Historias de muñecos (y muñecas)
-¿Cuántos ojos tienen ustedes los marcianos? -Dos. -Qué coincidencia: nosotros los hombres también tenemos dos. Y ¿cuántos brazos tienen? -Dos. -Qué coincidencia: nosotros los hombres también. Y ¿cuántas piernas?
-Dos. -Qué coincidencia: nosotros los hombres también. Y dígame: ¿qué les sucede a ustedes, los marcianos, cuando se hacen viejos? -Se nos bajan las antenitas. -Qué coincidencia: a nosotros los hombres también. Guardo recuerdos muy antiguos. Claro, no tan antiguos como el de Pepito. Se jactaba aquel tremendo niño de tener un recuerdo de 9 meses antes de nacer.

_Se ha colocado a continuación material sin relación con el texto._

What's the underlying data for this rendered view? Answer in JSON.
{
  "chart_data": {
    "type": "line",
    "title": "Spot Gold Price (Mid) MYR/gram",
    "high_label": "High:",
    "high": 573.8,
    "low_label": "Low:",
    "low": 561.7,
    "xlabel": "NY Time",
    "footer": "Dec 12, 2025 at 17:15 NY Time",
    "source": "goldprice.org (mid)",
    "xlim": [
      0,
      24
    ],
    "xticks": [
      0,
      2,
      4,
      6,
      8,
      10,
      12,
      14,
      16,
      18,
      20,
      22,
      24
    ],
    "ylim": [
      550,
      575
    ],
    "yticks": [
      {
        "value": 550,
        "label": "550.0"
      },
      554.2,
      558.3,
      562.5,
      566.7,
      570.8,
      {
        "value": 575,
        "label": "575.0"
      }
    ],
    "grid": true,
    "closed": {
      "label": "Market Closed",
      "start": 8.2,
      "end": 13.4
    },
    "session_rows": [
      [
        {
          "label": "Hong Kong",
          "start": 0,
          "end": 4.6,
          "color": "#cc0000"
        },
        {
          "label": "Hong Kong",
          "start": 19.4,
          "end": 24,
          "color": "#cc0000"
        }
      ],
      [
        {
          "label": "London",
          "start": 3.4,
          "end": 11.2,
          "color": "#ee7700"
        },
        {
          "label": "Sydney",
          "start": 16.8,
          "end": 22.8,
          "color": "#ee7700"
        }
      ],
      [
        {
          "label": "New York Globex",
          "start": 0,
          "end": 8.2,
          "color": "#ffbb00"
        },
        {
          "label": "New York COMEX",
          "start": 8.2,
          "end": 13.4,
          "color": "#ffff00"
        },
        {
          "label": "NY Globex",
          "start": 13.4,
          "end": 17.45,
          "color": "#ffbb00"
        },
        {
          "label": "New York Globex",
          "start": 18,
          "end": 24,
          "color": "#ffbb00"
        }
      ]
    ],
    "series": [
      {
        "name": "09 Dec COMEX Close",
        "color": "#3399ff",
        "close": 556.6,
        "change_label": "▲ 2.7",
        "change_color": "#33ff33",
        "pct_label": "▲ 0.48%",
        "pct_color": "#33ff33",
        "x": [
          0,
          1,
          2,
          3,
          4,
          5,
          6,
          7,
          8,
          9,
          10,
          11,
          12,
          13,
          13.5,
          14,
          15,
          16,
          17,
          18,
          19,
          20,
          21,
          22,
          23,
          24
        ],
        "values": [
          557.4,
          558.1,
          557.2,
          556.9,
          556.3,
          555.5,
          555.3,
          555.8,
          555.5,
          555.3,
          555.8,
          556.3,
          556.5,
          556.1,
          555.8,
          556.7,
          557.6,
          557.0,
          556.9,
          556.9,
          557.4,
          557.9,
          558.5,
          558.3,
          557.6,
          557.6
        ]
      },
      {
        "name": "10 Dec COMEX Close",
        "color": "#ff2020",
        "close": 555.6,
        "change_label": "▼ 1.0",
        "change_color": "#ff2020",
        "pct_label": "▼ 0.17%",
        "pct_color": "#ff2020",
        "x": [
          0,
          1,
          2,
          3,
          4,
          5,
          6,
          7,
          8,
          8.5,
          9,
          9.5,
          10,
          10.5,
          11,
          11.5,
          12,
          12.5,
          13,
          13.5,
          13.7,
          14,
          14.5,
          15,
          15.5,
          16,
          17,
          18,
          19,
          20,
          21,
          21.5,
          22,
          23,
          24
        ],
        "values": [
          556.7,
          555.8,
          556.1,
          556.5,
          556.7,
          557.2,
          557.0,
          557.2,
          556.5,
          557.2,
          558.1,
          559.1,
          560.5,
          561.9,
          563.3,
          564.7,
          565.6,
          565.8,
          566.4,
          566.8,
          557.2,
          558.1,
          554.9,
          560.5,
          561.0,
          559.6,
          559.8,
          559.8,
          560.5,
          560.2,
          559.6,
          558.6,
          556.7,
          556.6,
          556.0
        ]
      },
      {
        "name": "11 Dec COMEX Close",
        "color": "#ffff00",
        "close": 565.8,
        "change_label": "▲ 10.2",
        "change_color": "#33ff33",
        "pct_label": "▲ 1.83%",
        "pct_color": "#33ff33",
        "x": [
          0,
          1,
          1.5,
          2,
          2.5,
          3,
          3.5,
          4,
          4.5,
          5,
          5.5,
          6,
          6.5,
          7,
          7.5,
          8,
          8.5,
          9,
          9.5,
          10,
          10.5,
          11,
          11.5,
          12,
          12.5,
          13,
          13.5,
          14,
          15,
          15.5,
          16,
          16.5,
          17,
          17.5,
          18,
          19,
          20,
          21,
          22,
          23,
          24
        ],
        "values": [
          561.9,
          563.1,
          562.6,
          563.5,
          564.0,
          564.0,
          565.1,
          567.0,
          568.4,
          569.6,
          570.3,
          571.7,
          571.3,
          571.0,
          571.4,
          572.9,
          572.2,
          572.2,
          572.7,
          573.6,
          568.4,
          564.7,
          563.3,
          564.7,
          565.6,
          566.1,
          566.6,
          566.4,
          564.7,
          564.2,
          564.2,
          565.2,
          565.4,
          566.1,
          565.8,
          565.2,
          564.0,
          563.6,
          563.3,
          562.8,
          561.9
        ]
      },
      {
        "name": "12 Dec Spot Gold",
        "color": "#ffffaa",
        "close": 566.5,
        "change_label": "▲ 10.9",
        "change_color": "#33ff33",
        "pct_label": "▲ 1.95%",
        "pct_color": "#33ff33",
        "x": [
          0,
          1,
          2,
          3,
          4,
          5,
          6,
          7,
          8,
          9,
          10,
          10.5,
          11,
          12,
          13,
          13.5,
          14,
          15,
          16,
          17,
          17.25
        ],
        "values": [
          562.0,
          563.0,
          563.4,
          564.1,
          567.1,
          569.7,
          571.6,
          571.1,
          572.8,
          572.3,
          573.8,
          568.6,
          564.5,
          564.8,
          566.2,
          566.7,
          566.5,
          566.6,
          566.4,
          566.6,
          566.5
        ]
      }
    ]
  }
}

Decía: “Me acuerdo de que fui a un día de campo con mi papá, y regresé con mi mamá”. Mis memorias son mayores de edad, pues datan de muy antes, y al mismo tiempo son niñas, pues toda evocación parece que es de ayer.
Uno de mis recuerdos inaugurales es el chiste que arriba puse -el de las antenitas-, seguramente el primer cuento rojo que en mi vida oí. Yo era un párvulo de 4 ó 5 años, y desde luego no supe que el chiste era pelado. Cuando lo repetía con infantil ingenuidad en las reuniones familiares, los tíos lo celebraban con grandes carcajadas, y las tías ocultaban el rostro entre las manos para reír sin que la risa se les viera. Quizá tal fue la semilla germinal de esta mi jubilosa vocación de juglar que a tantas bellas partes me ha llevado, y a tanta gente buena me ha hecho conocer.
El chiste aquel lo dijo Paco Miller en una función de variedades aquí, en Saltillo. Al oírlo la gente soltó la carcajada, y yo supuse que el chiste era muy bueno y que valía la pena contarlo. Por algo se reiría la gente. Paco Miller vino a nuestra ciudad a mediados de la década de los cuarentas. Traía un espectáculo cuyo atractivo principal era una troupe de changos que patinaban en patines (tal es la forma mejor de patinar), y al mismo tiempo le arrojaban al público cajetillas de cigarros, “Elegantes”, si no recuerdo mal.
Paco Miller es el mejor ventrílocuo que en este mundo ha habido. Cuando su tremendo muñeco don Roque enarcaba las hirsutas cejas y decía con su ronca voz: “¡Le rajo la cara a cualquiera!”, don Paco fingía enojarse por la falta de respeto al respetable, y metía al muñeco en su veliz. Don Roque seguía hablando desde adentro del veliz, y con voz apagada llenaba al ventrílocuo de horribles maldiciones. Paco Miller llamaba a un ayudante y le pedía que se llevara la maleta, y en ella al majadero. Y se iba alejando la voz de don Roque conforme el ayudante se alejaba. Estallaba, estruendosa, la ovación del público. Otras veces don Roque hablaba mientras don Paco bebía un vaso de agua. En ocasiones -¡hazaña portentosa!- cantaban ambos a dúo. Ya pocos recuerdan a Paco Miller y a don Roque. Yo lo imagino en ascensión al Cielo llevado de una mano por don Roque y de la otra a doña Marraqueta, su otra muñeca. Merece la eterna bienaventuranza ese hombre bueno que dio alegría a los humanos con sus muñecos. Eso nos compensa por la existencia de tantos encumbrados muñecos que andan por ahí jodiendo -como diría don Roque- a los humanos.